Sketch the graphs of f(x) = x^2 and g(x) = 2x. Find a number a between 0 and 2 so that when the region between the graphs of f and g for 0 <= x <= a is revolved about the y-axis, the volume of the solid produced is 7pia3/12 . Please show all work
v = ∫[0,a] π(R^2-r^2) dx
= π∫[0,a] (2x)^2 - (x^2)^2 dx
= πa^3(4/3-a^2/5)
so, we want πa^3(4/3-a^2/5) = 7/12 π a^3
4/3 - a^2/5 = 7/12
80 - 12a^2 = 35
12a^2 = 55
a = √(55/12)
oops: √45/12 = √(15/2)
To sketch the graphs of f(x) = x^2 and g(x) = 2x, we can start by plotting some points and then connecting them to form smooth curves.
For f(x) = x^2, you can choose some values of x, calculate the corresponding y = f(x), and then plot the points. For example, when x = -2, f(-2) = (-2)^2 = 4, so you have the point (-2, 4). Repeat this process with other values of x, such as -1, 0, 1, and 2. Once you have enough points, connect them smoothly to form the graph of f(x) = x^2, which is a parabola opening upwards.
For g(x) = 2x, you can do the same process to plot some points and then connect them. For instance, when x = -2, g(-2) = 2(-2) = -4, so you have the point (-2, -4). Repeat this for other values of x, such as -1, 0, 1, and 2. Connect the points smoothly to form the graph of g(x) = 2x, which is a straight line passing through the origin.
Now let's find the number a between 0 and 2 such that the volume of the solid produced when the region between the graphs of f and g is revolved about the y-axis is 7πa^3/12.
To find this value of a, we need to set up an integral to calculate the volume of the solid of revolution. The volume of a solid of revolution can be calculated using the formula:
V = ∫[a,b] A(x) dx
Where V is the volume, A(x) is the cross-sectional area at a given value of x, and [a,b] is the interval over which we are integrating.
In this case, the cross-sectional area at a given value of x is given by the difference in the areas between the curves f(x) and g(x) at that value of x. So the cross-sectional area is:
A(x) = π[f(x)^2 - g(x)^2]
The limits of integration are from 0 to a, as given in the question.

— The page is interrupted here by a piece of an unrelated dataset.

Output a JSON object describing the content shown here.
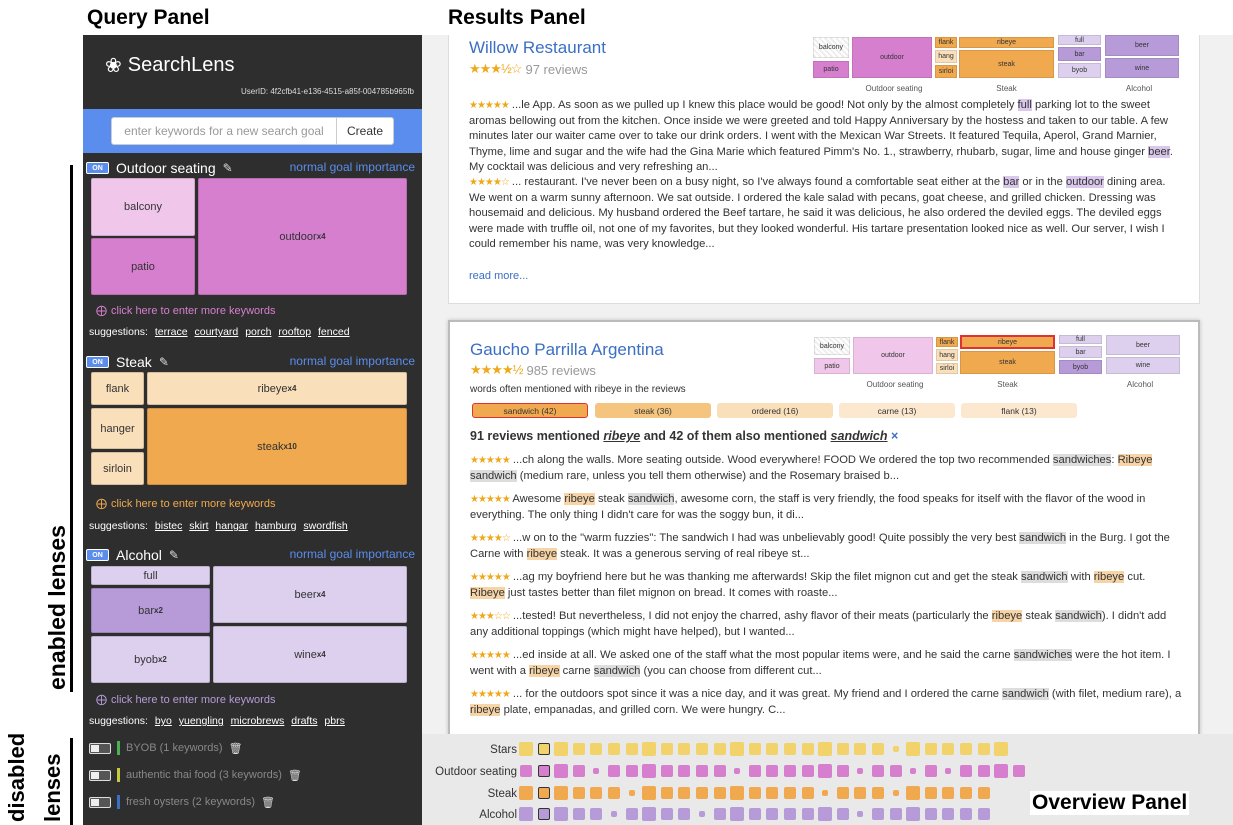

Therefore, the volume becomes:
V = ∫[0,a] π[f(x)^2 - g(x)^2] dx
To simplify the calculation, we need to express f(x) and g(x) in terms of x, which gives:
V = ∫[0,a] π[(x^2)^2 - (2x)^2] dx
= ∫[0,a] π[x^4 - 4x^2] dx
= π ∫[0,a] (x^4 - 4x^2) dx
Integrating this expression, we have:
V = π [(x^5)/5 - (4x^3)/3] evaluated from 0 to a
= π [(a^5)/5 - (4a^3)/3] - π [(0^5)/5 - (4(0^3))/3]
= π [(a^5)/5 - (4a^3)/3]
Now, we need to set this equal to 7πa^3/12, as stated in the question:
π [(a^5)/5 - (4a^3)/3] = 7πa^3/12
To solve for a, we can cancel out the π terms and simplify the equation:
(a^5)/5 - (4a^3)/3 = 7a^3/12
Multiplying through by the least common denominator (LCD) of 60 to eliminate fractions, we have:
12(a^5) - 20(4a^3) = 5(7a^3)
12a^5 - 80a^3 = 35a^3
12a^5 - 80a^3 - 35a^3 = 0
12a^5 - 115a^3 = 0
Factoring out an a^3 term:
a^3(12a^2 - 115) = 0
Now, set each factor equal to zero and solve for a:
a^3 = 0 --> a = 0
12a^2 - 115 = 0
Solving for a^2:
12a^2 = 115
a^2 = 115/12
Taking the square root:
a = ±√(115/12)
Since we're looking for a value between 0 and 2, we discard the negative solution and take the positive square root:
a = √(115/12)
So, the value of a between 0 and 2, such that the volume of the solid produced when the region between the graphs of f and g is revolved about the y-axis is 7πa^3/12, is a = √(115/12).